厚労省局長郵便不正事件の無罪判決、その裁判の過程で明らかとなった違法な取調べや、証拠改ざん事件をきっかけとして、始まった刑事司法改革。
えん罪を繰り返さないために、取調べの可視化、証拠開示、被疑者国選弁護の拡大、人質司法の打破などの捜査改革を実現して行くことが本来の目的でした。
ところが、えん罪防止ために設置された法制審議会の特別部会では、警察や法務省の強烈な巻き返しによって、えん罪防止の改革は骨抜きにされてしまっています。
逆に、盗聴、黙秘権の否定、司法取引など、捜査権力を強化するような改革ばかりが推進されてしまっています。

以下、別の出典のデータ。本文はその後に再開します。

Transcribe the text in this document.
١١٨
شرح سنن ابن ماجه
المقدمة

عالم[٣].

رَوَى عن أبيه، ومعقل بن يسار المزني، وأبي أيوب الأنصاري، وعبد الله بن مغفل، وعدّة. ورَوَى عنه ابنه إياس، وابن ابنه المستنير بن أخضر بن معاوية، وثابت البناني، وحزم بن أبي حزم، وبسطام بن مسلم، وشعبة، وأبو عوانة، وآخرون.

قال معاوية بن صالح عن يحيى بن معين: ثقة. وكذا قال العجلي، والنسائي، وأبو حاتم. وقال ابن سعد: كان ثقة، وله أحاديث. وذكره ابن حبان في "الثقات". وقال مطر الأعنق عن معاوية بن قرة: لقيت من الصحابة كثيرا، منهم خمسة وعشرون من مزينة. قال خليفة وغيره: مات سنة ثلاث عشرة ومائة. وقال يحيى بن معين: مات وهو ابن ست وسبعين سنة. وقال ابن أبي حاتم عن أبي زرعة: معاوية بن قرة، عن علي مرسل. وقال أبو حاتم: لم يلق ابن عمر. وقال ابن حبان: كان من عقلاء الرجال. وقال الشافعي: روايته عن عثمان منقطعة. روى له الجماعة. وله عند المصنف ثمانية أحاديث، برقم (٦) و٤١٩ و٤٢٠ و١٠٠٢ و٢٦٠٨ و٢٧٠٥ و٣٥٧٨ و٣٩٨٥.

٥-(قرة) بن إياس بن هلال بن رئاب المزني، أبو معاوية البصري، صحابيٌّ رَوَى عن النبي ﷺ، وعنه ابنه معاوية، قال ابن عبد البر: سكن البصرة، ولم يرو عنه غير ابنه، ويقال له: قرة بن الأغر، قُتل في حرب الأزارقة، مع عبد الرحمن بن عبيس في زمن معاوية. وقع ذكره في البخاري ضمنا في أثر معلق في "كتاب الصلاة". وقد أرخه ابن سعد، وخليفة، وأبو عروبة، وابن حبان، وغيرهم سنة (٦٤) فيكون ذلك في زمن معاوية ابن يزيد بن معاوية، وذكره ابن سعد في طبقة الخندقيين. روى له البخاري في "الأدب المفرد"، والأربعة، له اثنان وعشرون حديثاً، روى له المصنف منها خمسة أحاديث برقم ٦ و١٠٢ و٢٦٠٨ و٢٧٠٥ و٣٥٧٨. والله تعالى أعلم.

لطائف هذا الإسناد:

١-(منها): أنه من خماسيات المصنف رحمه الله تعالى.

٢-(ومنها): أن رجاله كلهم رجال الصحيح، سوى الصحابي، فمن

それらの改革の中には、必ずしも全否定されるものではないものもありますが、どれもが大きなテーマで、全体的な制度のバランスを十分に考えて設計されるべきなのに、捜査機関が望むままに作られようとしています。
少なくとも、今回の刑事司法改革の目的からは外れたテーマです。
そのため、捜査機関の 「焼け太り」 と批判されたところです。
特別部会に参加されている周防正行監督や、厚労省の村木さんは孤軍奮闘して、「焼け太り」に抵抗してくださっていますが、官僚や裁判官、検察官、御用学者たちによって、どんどん進んでしまっています。
少しでも、周防監督や村木さんの後押しをしたい・・・・
そんな思いも込めて、京都弁護士会として意見を述べました。
長文で、専門用語も多いですが、ぜひ、一度ご覧になってみて下さい。
京都弁護士会 意見書はこちらから。
https://www.kyotoben.or.jp/siritai/menu/pages_kobetu.cfm?id=722
そして、えん罪を防ぐ手だてを拒否して、間違った裁判を繰り返そうとしているこの国の刑事司法制度には、命を奪う死刑まであります。